Bagian 19 ~ Yang Tak Terlihat

823 221 62
                                    

Bagian 19

Yang Tak Terlihat

*

*

*

Dalam satu tarikan, Mumta merasa terjun. Ada tangan-tangan yang merengkuhnya begitu sampai ke sana. Kehangatan, kasih sayang yang menjalar ... ini bukan rasa sakit yang tadi dibayangkan.

Tidak ada darah yang mengalir deras hingga membuatnya tewas. Yang ada justru perlindungan dan ... pelukan.

Mumta membuka mata. Seonggok tubuh mendekapnya erat seolah tak ingin melepaskan. Sambil berkata-kata yang membuatnya marah.

"Maaf, aku minta maaf."

Mumta memberontak. Memukul, menendang, melakukan apapun agar bisa lepas.
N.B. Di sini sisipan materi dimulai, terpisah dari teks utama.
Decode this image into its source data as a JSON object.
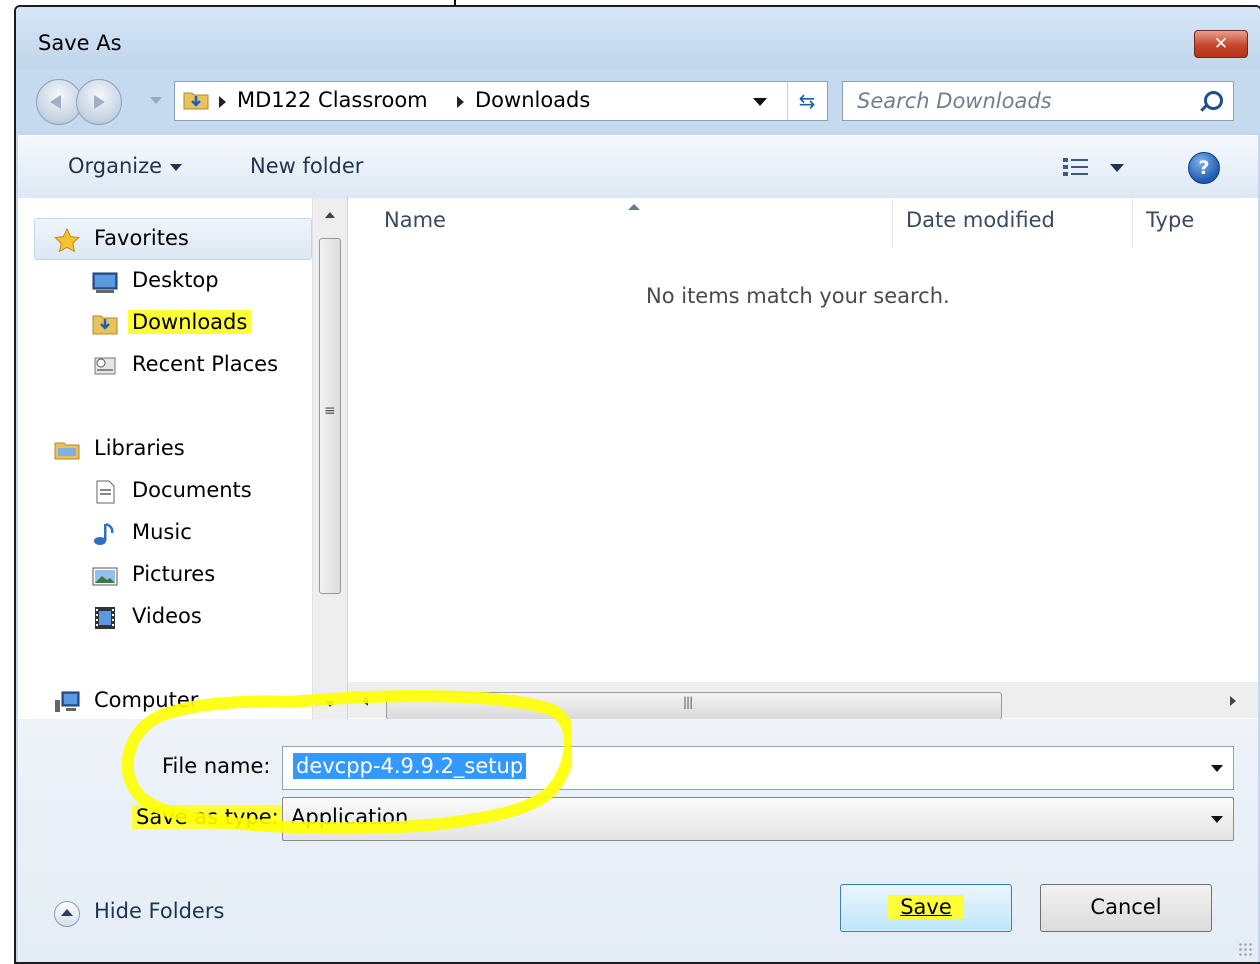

Susah payah ia bulatkan tekad untuk mendatangi duluan kematian, susah payah ia menyakinkan diri, bunuh diri adalah cara terbaik untuk lari dari takdir.

"Lepas! Lepasin aku!"

Mumta masih menggeliat untuk melepaskan diri. Dirinya persis seperti ikan yang menggelepar di atas tanah. Bedanya, dia membutuhkan air untuk mati.

"Aku minta maaf, Mum."

"Lepas!"

"Kita bicara baik-baik."

"Nggak mau! Lepas!"

"Mumta!"

Teriakan itu menggelegar, menembus kesadaran Mumta yang kesetanan. Tubuhnya diam, matanya terpaku. Pada bola mata hitam yang memancarkan kepanikan di balik kemarahan.

Elbiyan berusaha mengendalikan amarah yang mendadak hadir. Jemarinya mencengkram erat bahu yang kini terdiam.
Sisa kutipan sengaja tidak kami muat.